I hit my parking space around a quarter after seven Monday morning, strap my ears on and head into the building to make the first pots of coffee. It’s a new cohort, and I’m excited to get the day started. I’m finding there’s nothing like breaking in a new batch of students. There are expectations to set, procedures to cement in place, and of course, tons of material to cover.
This time around, I have their names down in the first three days. That’s right, I know who they are, I know when they are here, and when they aren’t. I know when they’re asking questions, when they’re getting it, and when they’re struggling. My task over the next eleven weeks is to turn these new apprentices over to their server-side instructor with as much knowledge and as many tools in the right places as I can. My goal is to equip them with better overall knowledge than the previous cohort, so they can really focus on advancing their understanding of back end concepts and technologies. This is why I get up in the morning!

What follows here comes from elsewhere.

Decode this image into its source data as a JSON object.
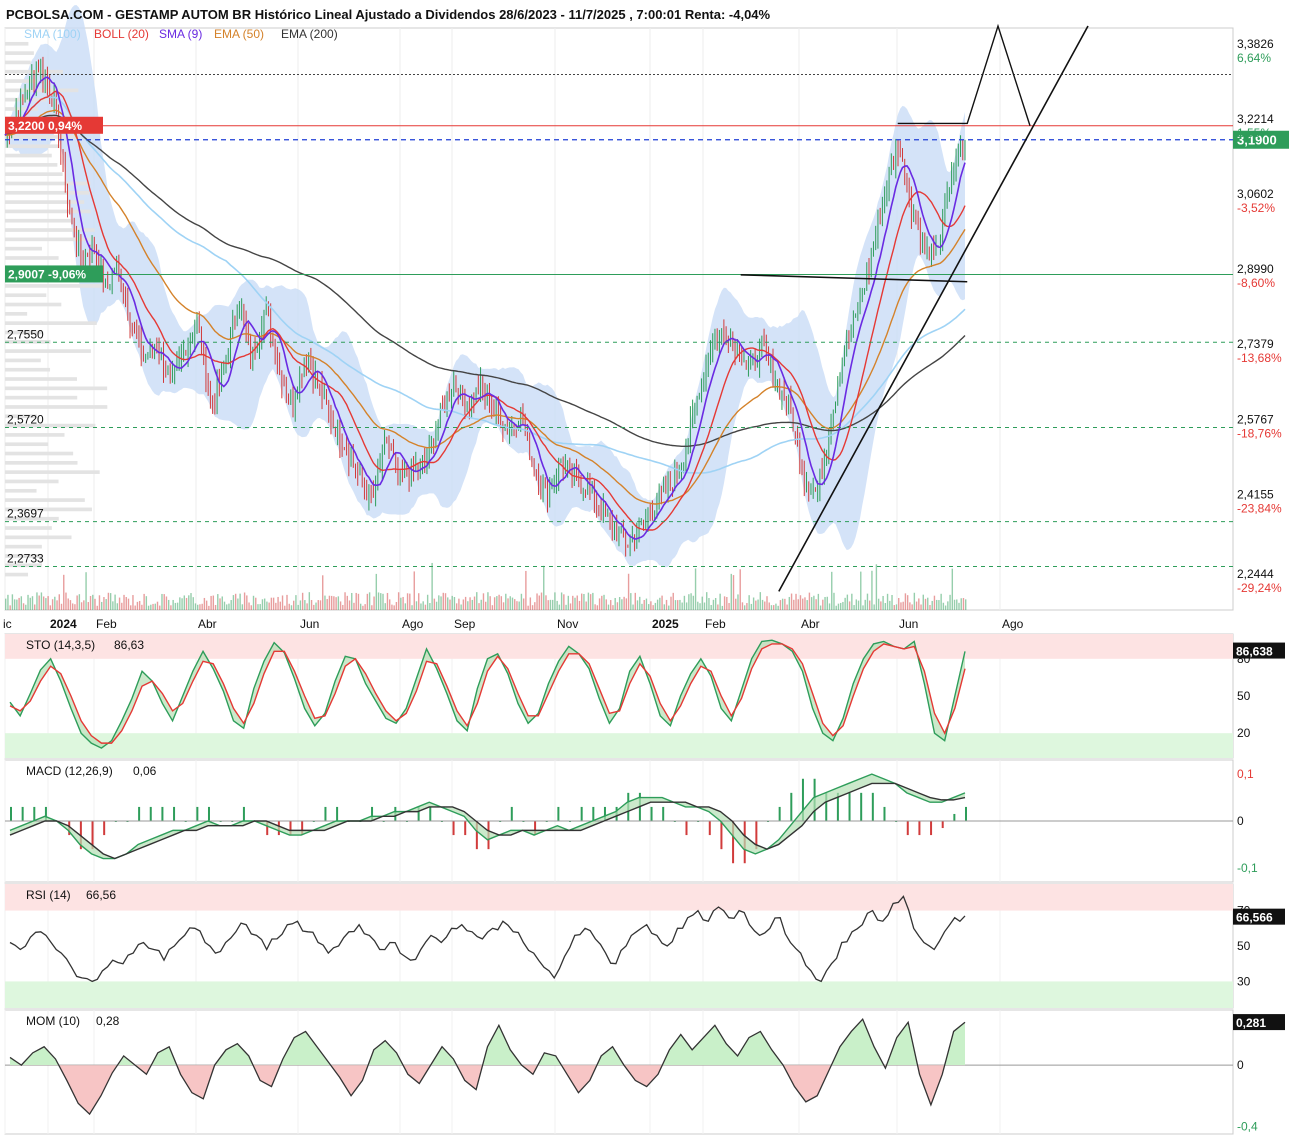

With the first full week coming to a close, I’m just beginning to look into their github repos for a much deeper understanding of what skill levels these fledgling developers are bringing with them and gaining insight into who I will need to work closely with over the next few months. Some will reach comprehension of basic concepts fairly quickly, and some will struggle for weeks.
Even so, if there's a common thread running through all NSS students, it's the idea that software is hard.
As I clone their projects down to run them, I discover patterns that help us adjust the way we teach and strengthen the core of our curriculum. This week it’s whitespace. At the very least, in one of each student’s repos I find an opportunity to teach them about whitespace and why it’s important to not leave it hanging around in their committed code. Since we are currently talking about git and github, I can frame the reasoning in a contextual manner that helps them understand the concept.
For each of them I make a comment in their commits on the line where I see those bad practices manifesting. I give them information about modifying their text editor’s settings so the whitespace is trimmed on save, and I leave it at that for the weekend. Inevitably, one or maybe even a few students send me a DM telling me they’ve added the line to their settings file, but they aren’t sure if it’s working or not. This is exactly what I’m expecting because now on Monday, I can show them how to install the package that will enable them to see their whitespace live in the text editor building one concept upon the previous, et cetra, et cetra, ad nauseum.
Teaching best practices to novices is a surefire way to create proficient future ambassadors in the community, and if NSS is effective in the community, the NSS community is effective. Creating stories with conceptual context is where I can let my creativity flow in these series of curricular progressions. It stimulates students to think practically and gives them a frame of reference for recollection. My hope is that it cultivates an environment of innovation and ingenuity, and as we build increasingly more material on top of these foundational principles, grants our newest software developers learning techniques that will aid them as they discover and hone their new craft.
Greg Korte is a graduate of Cohort 7 and is currently a teaching assistant for Cohort 19.